Die Ampeln über Start und Ziel leuchteten nie. Keine aufheulenden Motoren, keine jubelnden Fans, keine schwarz-weiß-karierte Flagge. In Hanoi war schon alles vorbereitet, um die Formel 1 zu empfangen, aber die Hauptstadt Vietnams durfte es nie. Heute ist die Strecke ein Millionengrab.
Als Liberty Media 2017 die Rechte an der Königsklasse übernahm, träumten die Amerikaner von einer Expansion der Rennserie. Nach dem Abschied von Malaysia wurde in Südostasien ein neuer Kandidat gesucht. Von 1999 bis 2017 war Sepang Gastgeber der Königsklasse. Als Ersatz rückte Vietnam in den Fokus. Schon unter Bernie Ecclestone versuchten die Rechteinhaber, neue Märkte in der Region zu erobern. Doch nur in China und Singapur konnte sich die Formel 1 etablieren.
Indien und Südkorea verschwanden nach nur drei beziehungsweise vier Grands Prix Anfang der 2010er-Jahre aus dem Rennkalender. In Vietnam wollte man es besser machen. 2018 verkündete die Formel 1, dass Hanoi ab der Saison 2020 den GP von Vietnam austragen würde. Das renommierte Architekturbüro von Hermann Tilke entwarf das Layout für den Kurs in der Millionenstadt.

2020 sollte das erste Rennen in Hanoi stattfinden. Die Corona-Pandemie hinderte die Formel 1 aber daran.
Corona bremst Hanoi aus
Doch die Corona-Pandemie vereitelte den ersten Auftritt der Formel 1. Die Saison 2020 erhielt ein völlig neues Gesicht. Erst im Juli startete das erste Rennen in Österreich. Die meisten Grands Prix fanden in Europa statt. Nur Russland, Bahrain und die Vereinigten Arabischen Emirate kamen noch hinzu. Ein neuer Anlauf Hanois war für 2021 geplant.

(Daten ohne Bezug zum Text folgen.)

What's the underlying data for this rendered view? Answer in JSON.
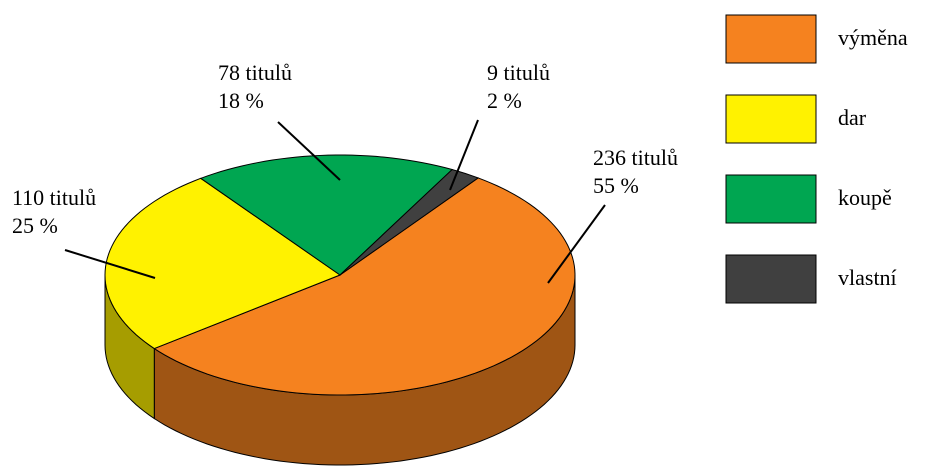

Doch diesmal scheiterte es an einem Skandal um den größten Fürsprecher des Grand Prix. Im August 2020 landete Nguyen Duc Chung im Gefängnis. Der Vorsitzende des Volkskomitees Hanoi hatte sich unrechtmäßig bereichert. Chung wollte die Wasserverschmutzung Hanois bekämpfen und das Mittel Redoxy-3C aus Deutschland einsetzen. Mit zwei anderen Beteiligten steckte er jedoch einen Teil des Geldes in die eigene Tasche. Als dann noch herauskam, dass Chung geheime Staatsunterlagen weitergegeben hatte, erhielt er eine zehnjährige Gefängnisstrafe.

Der Strecke in Hanoi fehlt die Grad-1-Klassifizierung der FIA, um ein F1-Rennen austragen zu dürfen.

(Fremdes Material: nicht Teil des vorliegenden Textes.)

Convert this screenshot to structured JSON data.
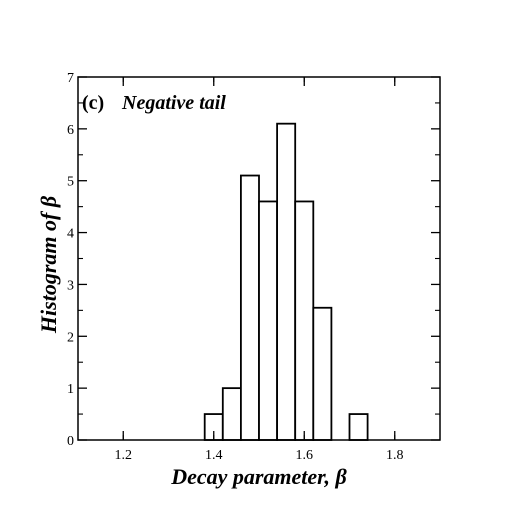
{
  "chart_data": {
    "type": "bar",
    "panel_label": "(c)",
    "title": "Negative tail",
    "xlabel": "Decay parameter, β",
    "ylabel": "Histogram of  β",
    "xlim": [
      1.1,
      1.9
    ],
    "ylim": [
      0,
      7
    ],
    "xticks": [
      1.2,
      1.4,
      1.6,
      1.8
    ],
    "xtick_labels": [
      "1.2",
      "1.4",
      "1.6",
      "1.8"
    ],
    "yticks": [
      0,
      1,
      2,
      3,
      4,
      5,
      6,
      7
    ],
    "ytick_labels": [
      "0",
      "1",
      "2",
      "3",
      "4",
      "5",
      "6",
      "7"
    ],
    "grid": false,
    "legend": "none",
    "bin_width": 0.04,
    "bins": [
      {
        "left": 1.38,
        "value": 0.5
      },
      {
        "left": 1.42,
        "value": 1.0
      },
      {
        "left": 1.46,
        "value": 5.1
      },
      {
        "left": 1.5,
        "value": 4.6
      },
      {
        "left": 1.54,
        "value": 6.1
      },
      {
        "left": 1.58,
        "value": 4.6
      },
      {
        "left": 1.62,
        "value": 2.55
      },
      {
        "left": 1.66,
        "value": 0.0
      },
      {
        "left": 1.7,
        "value": 0.5
      }
    ],
    "colors": {
      "bar_fill": "#ffffff",
      "bar_stroke": "#000000",
      "axis": "#000000"
    }
  }
}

Hanoi fehlt FIA-Klassifizierung
Inzwischen verfällt die Anlage in Hanoi. Gräser und Büsche wuchern neben der Strecke, die Boxenanlage ist der Witterung ausgesetzt. Der Hanoi Street Circuit gleicht einer Geisterstadt.
Eine Änderung ist momentan unwahrscheinlich. Dem Kurs fehlt die Grad-1-Einstufung der FIA. Diese Bescheinigung des Automobil-Weltverbands ist notwendig, um Formel-1-Rennen auszutragen. Aktuell besitzen 38 Strecken die erforderliche Abnahme.
Ungünstig für Hanoi ist auch, dass sich in den letzten Jahren neue Orte in der Königsklasse etabliert haben. Katar, Las Vegas, Miami und Jeddah fanden den Weg in den Formel-1-Kalender und haben langfristige Verträge. Zudem gibt es mit einer Rückkehr auf den afrikanischen Kontinent und einem Rennen in Bangkok weitere Interessenten, die an die Tür klopfen.